QUALITATIVE METHYLENE BLUE MICROSCOPIC COMPARISON OF TRITON X 100 AND SDS DECELLULARIZATION PROTOCOLS FOR <i>CHANNA STRIATA</i> SKIN

Terry Previo Avianto; Noraini Ahmad; Refan Maulana Putra; Afrisya Idzni Nurashiddiqy

Terry Previo Avianto Department of Marine, Faculty of Fisheries and Marine, Universitas Airlangga, 60115, Surabaya, Indonesia.
Noraini Ahmad Department of Chemistry, Faculty of Science, Universiti Malaya, 50603, Kuala Lumpur Malaysia.
Refan Maulana Putra Fisheries Product Technology Study Program, Faculty of Fisheries and Marine, Universitas Airlangga, 60115, Surabaya, Indonesia.
Afrisya Idzni Nurashiddiqy Fisheries Product Technology Study Program, Faculty of Fisheries and Marine, Universitas Airlangga, 60115, Surabaya, Indonesia.
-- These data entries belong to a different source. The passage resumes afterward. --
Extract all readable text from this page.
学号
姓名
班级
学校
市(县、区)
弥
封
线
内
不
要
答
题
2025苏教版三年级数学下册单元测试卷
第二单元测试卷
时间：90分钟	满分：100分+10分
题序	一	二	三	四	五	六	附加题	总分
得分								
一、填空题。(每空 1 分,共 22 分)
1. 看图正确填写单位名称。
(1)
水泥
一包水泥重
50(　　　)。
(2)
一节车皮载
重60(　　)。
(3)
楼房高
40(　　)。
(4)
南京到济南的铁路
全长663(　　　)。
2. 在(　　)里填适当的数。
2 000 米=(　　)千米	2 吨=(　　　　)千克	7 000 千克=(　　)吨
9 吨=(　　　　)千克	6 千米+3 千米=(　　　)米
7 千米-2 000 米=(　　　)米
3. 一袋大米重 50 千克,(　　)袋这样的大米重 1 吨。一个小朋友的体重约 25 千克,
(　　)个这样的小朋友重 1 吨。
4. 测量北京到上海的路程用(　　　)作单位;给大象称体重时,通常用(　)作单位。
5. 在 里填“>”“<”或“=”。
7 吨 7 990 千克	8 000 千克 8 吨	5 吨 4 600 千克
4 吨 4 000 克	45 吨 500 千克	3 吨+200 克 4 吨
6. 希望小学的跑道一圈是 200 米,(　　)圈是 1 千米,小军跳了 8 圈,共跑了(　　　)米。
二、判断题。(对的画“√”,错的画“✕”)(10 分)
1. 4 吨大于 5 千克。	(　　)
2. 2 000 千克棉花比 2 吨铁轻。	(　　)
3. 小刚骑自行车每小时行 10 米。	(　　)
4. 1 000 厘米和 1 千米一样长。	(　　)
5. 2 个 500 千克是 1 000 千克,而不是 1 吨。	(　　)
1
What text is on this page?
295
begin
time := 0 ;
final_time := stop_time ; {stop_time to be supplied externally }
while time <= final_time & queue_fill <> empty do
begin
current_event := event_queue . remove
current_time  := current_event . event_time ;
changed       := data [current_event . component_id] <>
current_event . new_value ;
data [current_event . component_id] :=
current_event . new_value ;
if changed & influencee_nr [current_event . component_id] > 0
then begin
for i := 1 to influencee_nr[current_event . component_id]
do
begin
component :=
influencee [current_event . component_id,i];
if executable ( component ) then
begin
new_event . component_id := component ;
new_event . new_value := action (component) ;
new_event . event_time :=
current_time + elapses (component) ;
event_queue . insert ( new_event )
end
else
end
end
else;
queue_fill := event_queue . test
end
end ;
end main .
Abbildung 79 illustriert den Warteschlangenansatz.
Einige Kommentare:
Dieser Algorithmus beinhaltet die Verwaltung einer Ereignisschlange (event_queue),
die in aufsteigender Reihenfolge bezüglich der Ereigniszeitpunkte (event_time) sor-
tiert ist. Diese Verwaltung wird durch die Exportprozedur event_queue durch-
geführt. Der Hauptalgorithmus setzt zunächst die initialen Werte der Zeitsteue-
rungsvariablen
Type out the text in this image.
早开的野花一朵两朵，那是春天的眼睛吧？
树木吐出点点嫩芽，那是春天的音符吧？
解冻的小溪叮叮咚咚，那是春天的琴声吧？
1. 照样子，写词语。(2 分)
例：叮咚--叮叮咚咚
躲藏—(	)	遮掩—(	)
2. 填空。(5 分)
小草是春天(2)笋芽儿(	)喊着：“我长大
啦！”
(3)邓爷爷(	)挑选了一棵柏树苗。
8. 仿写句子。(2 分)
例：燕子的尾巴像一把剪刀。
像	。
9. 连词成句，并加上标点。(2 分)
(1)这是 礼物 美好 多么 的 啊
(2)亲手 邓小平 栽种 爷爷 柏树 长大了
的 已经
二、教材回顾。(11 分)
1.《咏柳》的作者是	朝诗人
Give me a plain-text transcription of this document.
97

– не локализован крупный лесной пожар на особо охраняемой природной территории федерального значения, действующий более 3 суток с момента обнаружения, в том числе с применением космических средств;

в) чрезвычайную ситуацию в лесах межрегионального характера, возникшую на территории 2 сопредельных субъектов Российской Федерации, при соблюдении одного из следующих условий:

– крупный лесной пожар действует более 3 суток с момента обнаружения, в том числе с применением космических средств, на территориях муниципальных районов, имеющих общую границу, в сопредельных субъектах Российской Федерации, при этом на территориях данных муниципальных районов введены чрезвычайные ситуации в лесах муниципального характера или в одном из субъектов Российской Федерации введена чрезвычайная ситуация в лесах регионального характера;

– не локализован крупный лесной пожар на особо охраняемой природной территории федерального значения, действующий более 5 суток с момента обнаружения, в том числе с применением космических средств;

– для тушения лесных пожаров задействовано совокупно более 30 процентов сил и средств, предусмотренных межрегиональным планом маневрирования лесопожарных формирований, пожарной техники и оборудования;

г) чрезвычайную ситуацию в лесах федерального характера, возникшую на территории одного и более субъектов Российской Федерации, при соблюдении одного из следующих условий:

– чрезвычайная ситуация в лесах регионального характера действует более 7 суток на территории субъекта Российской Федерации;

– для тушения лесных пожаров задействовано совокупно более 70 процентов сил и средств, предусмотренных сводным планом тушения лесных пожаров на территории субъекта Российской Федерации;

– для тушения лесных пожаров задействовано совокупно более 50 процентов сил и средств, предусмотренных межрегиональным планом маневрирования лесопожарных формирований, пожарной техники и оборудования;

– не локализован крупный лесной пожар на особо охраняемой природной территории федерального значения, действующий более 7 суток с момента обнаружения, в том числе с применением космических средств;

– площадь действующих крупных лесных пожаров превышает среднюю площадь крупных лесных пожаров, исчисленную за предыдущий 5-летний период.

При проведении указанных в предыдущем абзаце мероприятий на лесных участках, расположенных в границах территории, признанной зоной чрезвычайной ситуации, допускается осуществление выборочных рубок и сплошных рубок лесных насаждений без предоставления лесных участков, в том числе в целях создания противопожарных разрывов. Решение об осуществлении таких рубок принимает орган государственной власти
Keywords: Decellularization, channa striata skin, methylene blue microscopy, responsible consumption and production

Abstract

Fish skin-derived extracellular matrix (ECM) has emerged as a promising biomaterial for chronic wound management and commercial grafts. Compared to mammalian xenografts, acellular fish skin demonstrates favourable clinical outcomes alongside a reduced risk of disease transmission and fewer cultural limitations. Channa striata (snakehead fish) skin, naturally rich in type I collagen, is an excellent candidate for developing these biopolymer dressings. Effective decellularization is critical to remove cellular material while preserving the underlying ECM architecture; however, common detergents like sodium dodecyl sulphate (SDS) and Triton X-100 impact ECM composition and mechanics differently. This exploratory study qualitatively compared three detergent-based decellularization protocols for C. striata skin: 1 % Triton X-100, 1 % SDS, and a combined 0.5 % Triton X-100/0.5 % SDS solution. Fresh skin was divided into matched pairs of treated and untreated groups, processed accordingly, and evaluated via methylene blue (MB) staining and bright-field microscopy. Untreated controls exhibited abundant MB-positive nuclei and dense background staining. Treatment with 1 % Triton X-100 reduced nuclear staining while largely preserving the fibrillar collagen network. Conversely, 1 % SDS produced the greatest reduction in visible nuclei but caused apparent swelling and structural disruption of the collagen architecture. The combined 0.5 % Triton/0.5 % SDS protocol achieved intermediate nuclear clearance while better maintaining collagen organization than SDS alone. These findings support MB microscopy as a rapid, qualitative screening tool for decellularization strategies. They also suggest that mixed, low-concentration Triton/SDS protocols best balance cell removal with ECM preservation in C. striata skin. Future quantitative DNA, glycosaminoglycan, and mechanical testing will be required to optimize this protocol for scaffold development in diabetic ulcer applications.